お客様は神様?②
①「魔法使い」と「モンスターカスタマー」は同じ人
「魔法使い」とは「何とかしろ」「何とかするのがお前の仕事だ」と部下に対して思っている管理職のたとえですが、この「魔法使い」たちが労働者を疲弊させています。
そして実は「モンスターカスタマー」と同じ思考を持っています。
それは「自分がサービスを提供される側だから、相手が言うことを聞いて当然」だという思考で、気付かずに自分のことを「神様」だと思っているということです。

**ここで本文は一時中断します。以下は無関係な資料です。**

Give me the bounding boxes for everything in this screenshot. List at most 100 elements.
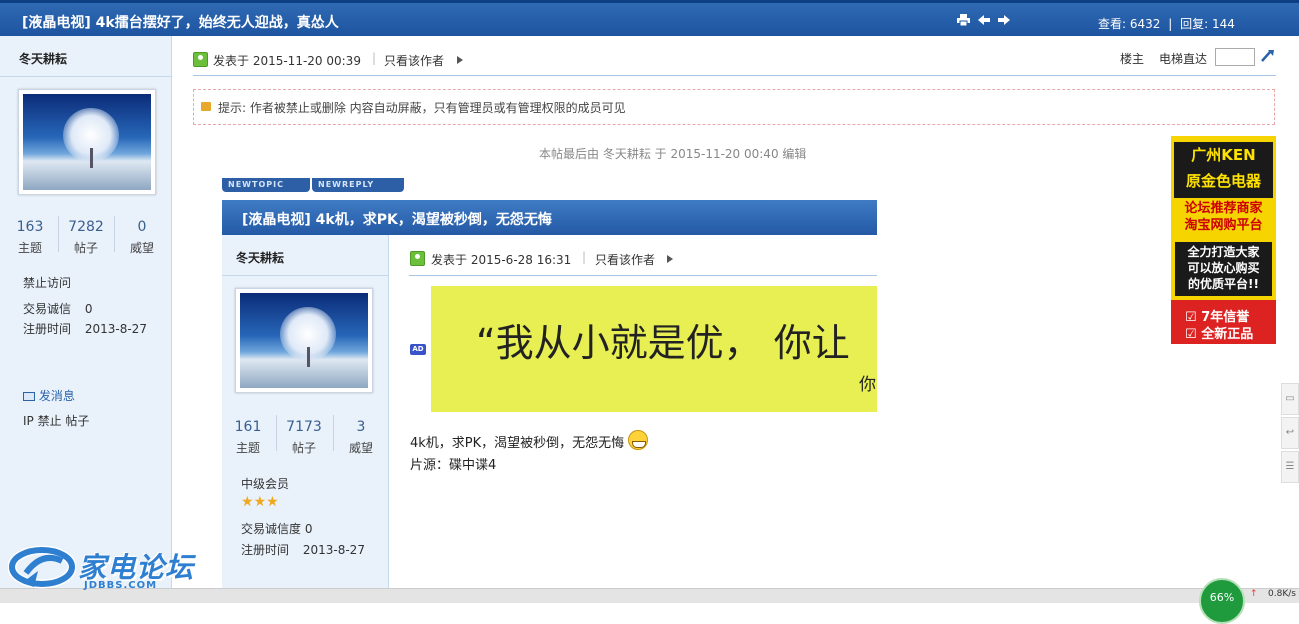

この場合のサービスの提供者は「部下」であり、「現場の人たち」になるので、この人たちは「魔法使い」とモンスターカスタマーから挟み撃ちにされているから疲弊するのです。
②現場が疲弊していく流れ
出世した「魔法使い」は、さらに出世するために同じ行動をさらに強化します。
部下に「何とかさせ」れば自分の成績が上がるし、楽で万能感も味わえるからです。
「値上げをするとお客様が来てくれなくなるから、安いままで『なんとかしろ』」
「人件費が増えると利益が減るから、増やさないように『なんとかしろ』」
「それでもサービス品質は落とさないように『なんとかしろ』」
「正社員が増えると人件費が増えるから、パート・アルバイトだけで『なんとかしろ』」
「トラブルが起こっても、クレームにならないように『なんとかしろ』」
そしてより無茶をさせる「魔法使い」ほど出世を続け、最終的に経営層までたどり着いてしまい、「今年度の目標はとにかく前年度の5%アップ。景気は悪いけど『なんとかしろ』」という大「魔法使い」になって、社員や現場の人たちを疲弊させてしまうのです。
③お客様は神様じゃないけれど…
こうやって疲弊した日本の現場を救うために、「お客様は神様だという考えが間違えだ!」という論調が増えてきているのだと思います。
「外国ではお客に対して日本みたいな扱いはしない」
「安くしているのに、丁寧に対応しすぎだ!」
といった話が増えて来ています。
確かにそういう面もあると思いますが、私はそれだけではないと思っています。
お客様は神様ではありませんが最も大事な存在です。
お客様を大事にしたり、良い対応をすること自体、何も悪いことはありません。
ただ同時に、そのお客様にサービスを提供してくれる従業員も同じくらい大事な存在なのに、その労力に報いない「魔法使い」と「モンスターカスタマー」が問題なだけです。
④「大事なお客様を幸せにする従業員」は大事!
日本の商習慣である他国より「お客様を大事にする」という点を、私は非常に良いところだと思っています。
問題はお客様と同じように「従業員(現場)も大事」にしていないことだと思います。
ふさわしい対価をいただけない、従業員を不幸にする人は、そもそも神様どころかお客様ですらありません。
私たちを幸せにしてくれるお客様だから神様扱いをするのです。
そう思うと、私たちを幸せにしてくれるお客様をもてなしてくれ、一緒に幸せになろうとしてくれる従業員は、お客様と同じくらい大事です。
だから日本には「三方よし」という言葉が元から存在するのだと思います。
「お客様は神様じゃない」という意見の表面だけを見て、もともとあった日本の良いところを失わないようにしたいと思います。